3. How does PaliGemma's pretraining task mixture differ from previous work? PaliGemma's pretraining tasks are designed to force the model to acquire a broad range of "skills", rather than focusing on tasks that are user-friendly out of the box. The model is then expected to quickly rewire itself to the specific task during transfer.
[05] Results
1. How does PaliGemma perform across the evaluated tasks? PaliGemma achieves state-of-the-art results not only on standard benchmarks like COCO captions and VQAv2, but also on more specialized tasks like Remote-Sensing VQA, TallyVQA, video captioning and QA, and referring expression segmentation.
2. How does PaliGemma compare to larger VLMs in terms of performance? PaliGemma, with less than 3 billion total parameters, matches the performance of much larger VLMs like PaLI-X (22B+32B) and PaLM-E (22B+540B) across a wide range of tasks.
[06] Ablations
1. What did the authors find about the importance of multimodal pretraining duration? Shorter pretraining hurts performance, and skipping the multimodal Stage1 pretraining entirely is the worst setting. However, a 10x shorter Stage1 (100M examples) still provides good results on most tasks.
2. How did the authors evaluate the impact of different architectural choices? The authors ablated design choices like causal masking, learning objective, and initialization of new tokens, finding that PaliGemma's choices are effective.
3. What did the authors find about freezing components during pretraining? Not freezing any part of the model, including the image encoder, during Stage1 pretraining is advantageous compared to common practice.
[07] Transferability
1. How repeatable are the transfer results? The transfer results are highly repeatable, with small standard deviations across multiple reruns from the same pretrained checkpoint.
2. How sensitive are the transfer results to hyperparameters? A simple and single hyperparameter setup works well for the majority of tasks, with a few exceptions that benefit from more extensive hyperparameter tuning.

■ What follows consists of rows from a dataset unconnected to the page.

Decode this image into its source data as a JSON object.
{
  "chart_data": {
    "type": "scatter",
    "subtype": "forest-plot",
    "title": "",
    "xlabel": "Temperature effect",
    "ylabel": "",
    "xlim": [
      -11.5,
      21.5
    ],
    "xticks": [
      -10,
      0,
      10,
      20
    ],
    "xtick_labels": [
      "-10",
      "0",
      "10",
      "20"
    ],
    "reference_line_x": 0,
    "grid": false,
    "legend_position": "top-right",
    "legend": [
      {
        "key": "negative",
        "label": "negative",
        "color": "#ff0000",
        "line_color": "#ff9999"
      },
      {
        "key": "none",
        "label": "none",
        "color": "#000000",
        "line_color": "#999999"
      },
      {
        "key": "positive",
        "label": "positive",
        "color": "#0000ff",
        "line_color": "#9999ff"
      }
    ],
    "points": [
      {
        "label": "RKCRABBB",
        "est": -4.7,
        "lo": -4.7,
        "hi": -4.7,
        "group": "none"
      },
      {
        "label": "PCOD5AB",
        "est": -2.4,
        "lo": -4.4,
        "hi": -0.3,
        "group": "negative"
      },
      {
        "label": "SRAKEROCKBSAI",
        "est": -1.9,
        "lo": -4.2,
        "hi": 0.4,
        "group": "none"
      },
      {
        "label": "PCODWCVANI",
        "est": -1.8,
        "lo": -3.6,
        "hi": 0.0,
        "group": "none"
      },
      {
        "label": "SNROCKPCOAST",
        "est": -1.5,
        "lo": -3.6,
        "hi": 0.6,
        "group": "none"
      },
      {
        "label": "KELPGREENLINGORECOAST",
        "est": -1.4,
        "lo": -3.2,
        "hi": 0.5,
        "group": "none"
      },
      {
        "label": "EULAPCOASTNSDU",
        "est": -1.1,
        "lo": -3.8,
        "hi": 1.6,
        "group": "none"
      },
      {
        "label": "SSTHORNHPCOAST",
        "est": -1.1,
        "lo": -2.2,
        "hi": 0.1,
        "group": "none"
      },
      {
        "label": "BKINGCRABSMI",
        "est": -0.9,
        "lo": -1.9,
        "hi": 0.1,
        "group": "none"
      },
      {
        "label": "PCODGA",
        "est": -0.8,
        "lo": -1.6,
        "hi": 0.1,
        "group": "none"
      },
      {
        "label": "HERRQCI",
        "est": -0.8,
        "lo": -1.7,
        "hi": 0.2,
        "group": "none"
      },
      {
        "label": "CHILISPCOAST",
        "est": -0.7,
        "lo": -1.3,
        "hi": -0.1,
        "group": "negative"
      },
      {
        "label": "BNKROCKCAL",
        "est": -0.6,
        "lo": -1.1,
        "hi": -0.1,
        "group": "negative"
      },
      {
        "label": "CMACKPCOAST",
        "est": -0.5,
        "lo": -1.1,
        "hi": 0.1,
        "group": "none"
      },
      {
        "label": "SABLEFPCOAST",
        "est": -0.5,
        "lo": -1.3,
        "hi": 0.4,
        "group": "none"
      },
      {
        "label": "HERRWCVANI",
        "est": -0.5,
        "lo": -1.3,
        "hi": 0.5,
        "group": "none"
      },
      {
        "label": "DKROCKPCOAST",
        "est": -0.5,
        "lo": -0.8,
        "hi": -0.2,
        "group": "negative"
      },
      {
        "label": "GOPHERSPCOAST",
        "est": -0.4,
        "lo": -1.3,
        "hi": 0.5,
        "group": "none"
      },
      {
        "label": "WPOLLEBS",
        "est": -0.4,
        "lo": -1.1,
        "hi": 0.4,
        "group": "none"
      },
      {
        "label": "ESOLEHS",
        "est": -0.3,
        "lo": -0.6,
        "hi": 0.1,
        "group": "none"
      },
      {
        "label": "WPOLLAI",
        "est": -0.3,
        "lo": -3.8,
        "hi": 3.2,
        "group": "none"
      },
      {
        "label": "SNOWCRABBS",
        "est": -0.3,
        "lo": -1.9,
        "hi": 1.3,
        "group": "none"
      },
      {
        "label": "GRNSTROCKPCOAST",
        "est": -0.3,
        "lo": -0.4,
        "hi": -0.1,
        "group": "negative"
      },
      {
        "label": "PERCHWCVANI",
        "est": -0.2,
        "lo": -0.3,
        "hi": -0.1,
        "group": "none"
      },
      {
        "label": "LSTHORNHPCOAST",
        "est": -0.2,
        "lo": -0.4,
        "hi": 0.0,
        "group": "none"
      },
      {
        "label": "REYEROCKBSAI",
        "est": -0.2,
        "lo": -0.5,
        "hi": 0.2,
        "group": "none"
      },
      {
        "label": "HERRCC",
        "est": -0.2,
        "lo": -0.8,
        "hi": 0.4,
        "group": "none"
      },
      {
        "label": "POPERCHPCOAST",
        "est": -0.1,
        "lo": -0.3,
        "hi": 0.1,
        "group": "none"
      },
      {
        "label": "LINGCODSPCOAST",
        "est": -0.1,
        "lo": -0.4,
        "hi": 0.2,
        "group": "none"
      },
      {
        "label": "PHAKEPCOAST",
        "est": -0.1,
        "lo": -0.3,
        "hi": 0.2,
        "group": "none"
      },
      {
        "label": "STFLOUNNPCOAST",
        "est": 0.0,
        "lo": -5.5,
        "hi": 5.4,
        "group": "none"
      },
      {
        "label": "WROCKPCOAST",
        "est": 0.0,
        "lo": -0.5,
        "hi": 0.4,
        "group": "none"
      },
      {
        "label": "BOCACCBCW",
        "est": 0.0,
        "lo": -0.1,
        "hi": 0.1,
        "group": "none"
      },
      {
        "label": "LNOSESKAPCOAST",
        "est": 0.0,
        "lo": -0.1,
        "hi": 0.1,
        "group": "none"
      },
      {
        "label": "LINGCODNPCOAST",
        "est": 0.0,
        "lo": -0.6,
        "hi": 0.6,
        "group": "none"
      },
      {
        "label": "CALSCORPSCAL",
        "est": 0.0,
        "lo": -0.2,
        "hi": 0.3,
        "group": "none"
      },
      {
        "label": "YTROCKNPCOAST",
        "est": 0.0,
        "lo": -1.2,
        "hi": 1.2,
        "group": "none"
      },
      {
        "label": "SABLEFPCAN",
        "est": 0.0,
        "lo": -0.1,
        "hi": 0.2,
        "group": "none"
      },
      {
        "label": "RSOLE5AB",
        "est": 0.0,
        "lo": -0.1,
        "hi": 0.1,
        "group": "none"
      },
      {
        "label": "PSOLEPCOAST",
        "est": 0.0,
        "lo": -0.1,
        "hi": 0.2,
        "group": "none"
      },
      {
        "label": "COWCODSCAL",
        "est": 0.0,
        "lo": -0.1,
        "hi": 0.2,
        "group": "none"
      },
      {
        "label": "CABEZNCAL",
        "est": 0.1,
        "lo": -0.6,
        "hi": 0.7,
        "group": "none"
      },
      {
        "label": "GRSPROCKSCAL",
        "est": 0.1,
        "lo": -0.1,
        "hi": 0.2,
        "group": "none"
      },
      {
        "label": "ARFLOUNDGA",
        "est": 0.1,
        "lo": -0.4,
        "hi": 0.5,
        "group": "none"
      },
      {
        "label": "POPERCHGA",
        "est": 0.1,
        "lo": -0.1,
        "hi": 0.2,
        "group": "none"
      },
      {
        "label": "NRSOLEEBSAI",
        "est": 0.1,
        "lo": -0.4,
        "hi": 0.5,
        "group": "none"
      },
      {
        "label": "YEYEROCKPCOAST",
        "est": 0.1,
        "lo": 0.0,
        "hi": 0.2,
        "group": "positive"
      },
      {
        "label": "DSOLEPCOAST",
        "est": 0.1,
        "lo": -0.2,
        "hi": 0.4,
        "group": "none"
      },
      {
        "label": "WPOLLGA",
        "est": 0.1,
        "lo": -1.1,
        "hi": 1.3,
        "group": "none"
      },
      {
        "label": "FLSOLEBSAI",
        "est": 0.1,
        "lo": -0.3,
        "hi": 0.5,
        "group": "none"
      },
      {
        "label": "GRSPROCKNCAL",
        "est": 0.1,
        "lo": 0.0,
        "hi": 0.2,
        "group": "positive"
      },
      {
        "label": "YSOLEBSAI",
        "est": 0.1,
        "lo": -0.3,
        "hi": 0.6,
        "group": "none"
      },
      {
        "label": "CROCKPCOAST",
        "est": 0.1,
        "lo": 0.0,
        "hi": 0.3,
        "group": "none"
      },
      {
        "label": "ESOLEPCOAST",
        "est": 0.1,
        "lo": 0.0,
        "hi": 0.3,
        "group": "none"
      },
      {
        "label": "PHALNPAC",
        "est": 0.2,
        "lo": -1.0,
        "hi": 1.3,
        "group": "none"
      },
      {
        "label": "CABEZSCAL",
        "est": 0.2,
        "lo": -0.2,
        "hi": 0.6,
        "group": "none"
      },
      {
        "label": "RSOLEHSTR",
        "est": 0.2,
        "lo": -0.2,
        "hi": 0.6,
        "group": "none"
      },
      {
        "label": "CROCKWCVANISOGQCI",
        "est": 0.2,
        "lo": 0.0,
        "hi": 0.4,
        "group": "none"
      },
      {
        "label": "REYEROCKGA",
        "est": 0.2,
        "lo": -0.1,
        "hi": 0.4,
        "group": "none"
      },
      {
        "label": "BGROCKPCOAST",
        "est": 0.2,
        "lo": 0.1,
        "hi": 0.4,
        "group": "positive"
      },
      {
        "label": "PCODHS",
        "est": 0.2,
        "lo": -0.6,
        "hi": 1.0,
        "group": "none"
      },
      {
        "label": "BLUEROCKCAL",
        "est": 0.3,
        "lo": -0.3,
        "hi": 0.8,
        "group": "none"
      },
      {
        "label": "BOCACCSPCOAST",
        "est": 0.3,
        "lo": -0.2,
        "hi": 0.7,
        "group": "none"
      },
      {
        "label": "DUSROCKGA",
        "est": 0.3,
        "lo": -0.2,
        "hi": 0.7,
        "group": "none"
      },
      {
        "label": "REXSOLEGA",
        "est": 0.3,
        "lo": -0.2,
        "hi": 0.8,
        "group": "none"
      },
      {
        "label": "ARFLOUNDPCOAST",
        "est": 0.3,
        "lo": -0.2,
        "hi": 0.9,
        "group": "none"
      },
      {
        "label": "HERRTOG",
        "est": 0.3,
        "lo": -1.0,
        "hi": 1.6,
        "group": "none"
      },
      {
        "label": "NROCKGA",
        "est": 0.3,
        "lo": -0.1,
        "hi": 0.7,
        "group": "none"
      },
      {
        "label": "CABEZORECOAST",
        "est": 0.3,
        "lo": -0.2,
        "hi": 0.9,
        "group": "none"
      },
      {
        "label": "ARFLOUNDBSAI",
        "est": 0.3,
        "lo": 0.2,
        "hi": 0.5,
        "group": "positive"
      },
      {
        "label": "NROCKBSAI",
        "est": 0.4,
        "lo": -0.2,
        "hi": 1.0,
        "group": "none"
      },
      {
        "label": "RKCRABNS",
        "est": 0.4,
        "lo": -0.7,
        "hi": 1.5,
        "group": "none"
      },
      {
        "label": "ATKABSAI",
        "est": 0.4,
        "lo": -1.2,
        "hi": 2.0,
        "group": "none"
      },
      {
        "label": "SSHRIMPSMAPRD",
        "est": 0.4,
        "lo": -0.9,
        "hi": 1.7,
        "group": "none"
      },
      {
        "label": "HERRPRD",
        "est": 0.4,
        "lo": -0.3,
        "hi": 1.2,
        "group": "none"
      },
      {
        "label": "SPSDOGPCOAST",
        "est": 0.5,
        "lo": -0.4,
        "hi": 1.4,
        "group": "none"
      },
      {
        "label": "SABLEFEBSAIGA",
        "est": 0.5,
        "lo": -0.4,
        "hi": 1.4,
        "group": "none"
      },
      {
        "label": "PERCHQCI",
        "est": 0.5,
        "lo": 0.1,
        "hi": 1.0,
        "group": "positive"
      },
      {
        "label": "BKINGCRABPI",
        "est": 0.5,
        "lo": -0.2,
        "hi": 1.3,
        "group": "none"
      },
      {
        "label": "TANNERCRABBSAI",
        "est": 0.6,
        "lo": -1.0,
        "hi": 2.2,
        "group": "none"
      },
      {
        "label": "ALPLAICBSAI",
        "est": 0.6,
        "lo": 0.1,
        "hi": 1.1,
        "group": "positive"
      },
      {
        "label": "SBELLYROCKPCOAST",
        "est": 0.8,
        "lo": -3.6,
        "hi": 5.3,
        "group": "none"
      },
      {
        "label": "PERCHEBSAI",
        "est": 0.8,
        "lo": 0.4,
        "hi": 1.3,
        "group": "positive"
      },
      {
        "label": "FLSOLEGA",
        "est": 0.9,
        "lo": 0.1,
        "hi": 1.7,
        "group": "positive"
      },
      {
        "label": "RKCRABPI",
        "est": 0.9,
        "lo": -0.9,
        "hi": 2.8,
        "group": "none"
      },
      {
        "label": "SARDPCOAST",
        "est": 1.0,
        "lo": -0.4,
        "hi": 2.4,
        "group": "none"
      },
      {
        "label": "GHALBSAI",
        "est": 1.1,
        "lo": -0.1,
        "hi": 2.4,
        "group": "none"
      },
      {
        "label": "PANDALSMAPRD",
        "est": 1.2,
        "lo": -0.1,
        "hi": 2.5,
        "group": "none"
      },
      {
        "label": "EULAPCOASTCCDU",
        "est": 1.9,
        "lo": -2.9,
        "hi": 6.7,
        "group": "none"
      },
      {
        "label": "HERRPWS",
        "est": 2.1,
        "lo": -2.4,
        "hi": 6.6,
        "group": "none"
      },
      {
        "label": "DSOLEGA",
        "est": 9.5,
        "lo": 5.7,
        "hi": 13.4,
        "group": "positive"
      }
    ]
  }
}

3. How many examples are needed to fine-tune PaliGemma on a new task? PaliGemma can achieve good results on most tasks with as few as 256-4096 fine-tuning examples, demonstrating its strong transferability.
[08] Conclusion
1. What are the key takeaways about PaliGemma? PaliGemma is a new, small, open base VLM that provides state-of-the-art performance across a wide variety of benchmarks, demonstrating that VLMs on the "smaller" side can be highly effective. The authors hope PaliGemma serves as a useful starting point for further research in instruction tuning and specific applications.